In order to combat corruption and illegal inspections in the system "Unified State Control" was made an electronic database of all officials with the right to conduct inspections This in turn eliminates the possibility of falsification of data of the certificate with the right to conduct inspections. Entrepreneurs can check the data of the special license of inspectors and in case of non-compliance with the system have the right not to allow them on their territory.
Moreover, registers of state control functions and mandatory requirements have been compiled for business entities, which provides an opportunity to familiarize with the control functions of state inspections and mandatory requirements in relation to them.

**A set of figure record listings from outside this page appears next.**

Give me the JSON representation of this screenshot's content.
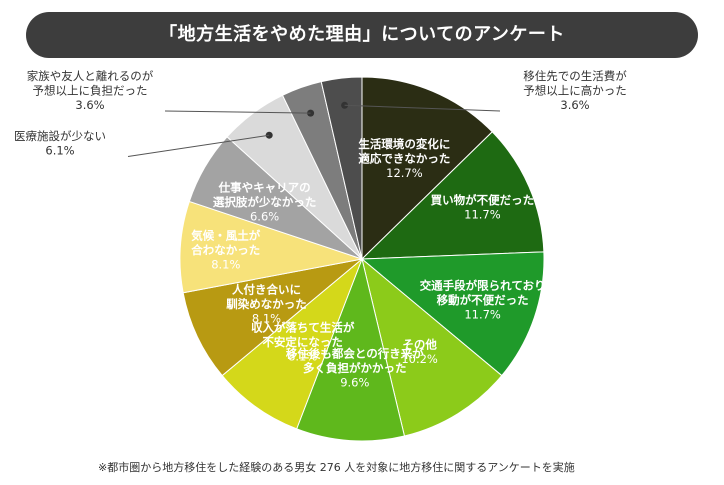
{
  "title": "「地方生活をやめた理由」についてのアンケート",
  "footnote": "※都市圏から地方移住をした経験のある男女 276 人を対象に地方移住に関するアンケートを実施",
  "chart_data": {
    "type": "pie",
    "title": "「地方生活をやめた理由」についてのアンケート",
    "unit": "%",
    "slices": [
      {
        "lines": [
          "生活環境の変化に",
          "適応できなかった"
        ],
        "value": 12.7,
        "value_label": "12.7%",
        "color": "#2b2d14",
        "text_color": "#ffffff",
        "placement": "inside"
      },
      {
        "lines": [
          "買い物が不便だった"
        ],
        "value": 11.7,
        "value_label": "11.7%",
        "color": "#1e6a12",
        "text_color": "#ffffff",
        "placement": "inside"
      },
      {
        "lines": [
          "交通手段が限られており",
          "移動が不便だった"
        ],
        "value": 11.7,
        "value_label": "11.7%",
        "color": "#1f9a2a",
        "text_color": "#ffffff",
        "placement": "inside"
      },
      {
        "lines": [
          "その他"
        ],
        "value": 10.2,
        "value_label": "10.2%",
        "color": "#8ccb1a",
        "text_color": "#ffffff",
        "placement": "inside"
      },
      {
        "lines": [
          "移住後も都会との行き来が",
          "多く負担がかかった"
        ],
        "value": 9.6,
        "value_label": "9.6%",
        "color": "#5fb81c",
        "text_color": "#ffffff",
        "placement": "inside"
      },
      {
        "lines": [
          "収入が落ちて生活が",
          "不安定になった"
        ],
        "value": 8.1,
        "value_label": "8.1%",
        "color": "#d4d81a",
        "text_color": "#ffffff",
        "placement": "inside"
      },
      {
        "lines": [
          "人付き合いに",
          "馴染めなかった"
        ],
        "value": 8.1,
        "value_label": "8.1%",
        "color": "#b89a12",
        "text_color": "#ffffff",
        "placement": "inside"
      },
      {
        "lines": [
          "気候・風土が",
          "合わなかった"
        ],
        "value": 8.1,
        "value_label": "8.1%",
        "color": "#f7e27a",
        "text_color": "#ffffff",
        "placement": "inside"
      },
      {
        "lines": [
          "仕事やキャリアの",
          "選択肢が少なかった"
        ],
        "value": 6.6,
        "value_label": "6.6%",
        "color": "#a3a3a3",
        "text_color": "#ffffff",
        "placement": "inside"
      },
      {
        "lines": [
          "医療施設が少ない"
        ],
        "value": 6.1,
        "value_label": "6.1%",
        "color": "#dadada",
        "text_color": "#333333",
        "placement": "outside",
        "label_side": "left"
      },
      {
        "lines": [
          "家族や友人と離れるのが",
          "予想以上に負担だった"
        ],
        "value": 3.6,
        "value_label": "3.6%",
        "color": "#7d7d7d",
        "text_color": "#333333",
        "placement": "outside",
        "label_side": "left"
      },
      {
        "lines": [
          "移住先での生活費が",
          "予想以上に高かった"
        ],
        "value": 3.6,
        "value_label": "3.6%",
        "color": "#4d4d4d",
        "text_color": "#333333",
        "placement": "outside",
        "label_side": "right"
      }
    ]
  }
}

As a result of the introduction of the "Unified State Control" system, it has become much easier for the Authorized Body to identify facts of offenses in the state control.
Strategy "Uzbekistan - 2030" - prospects for business development in the future
Uzbekistan does not stop at what has been achieved. Rapid steps to further support the business sphere are also enshrined in the Strategy "Uzbekistan - 2030".
Efficient use of local raw material base and development of industry based on advanced technologies, consistent transfer of monopolistic spheres to market principles, increasing the share of private sector in the economy, creating the most favorable conditions for free activity of entrepreneurs are still a hot topic.
In addition, full digitalization and simplification of the tax system is planned, as well as the creation of equal opportunities for all entrepreneurs to make the official sector preferable and more profitable than illegal activities.
For this purpose, a simplified and compact legislative system will be created, convenient for the population and business entities.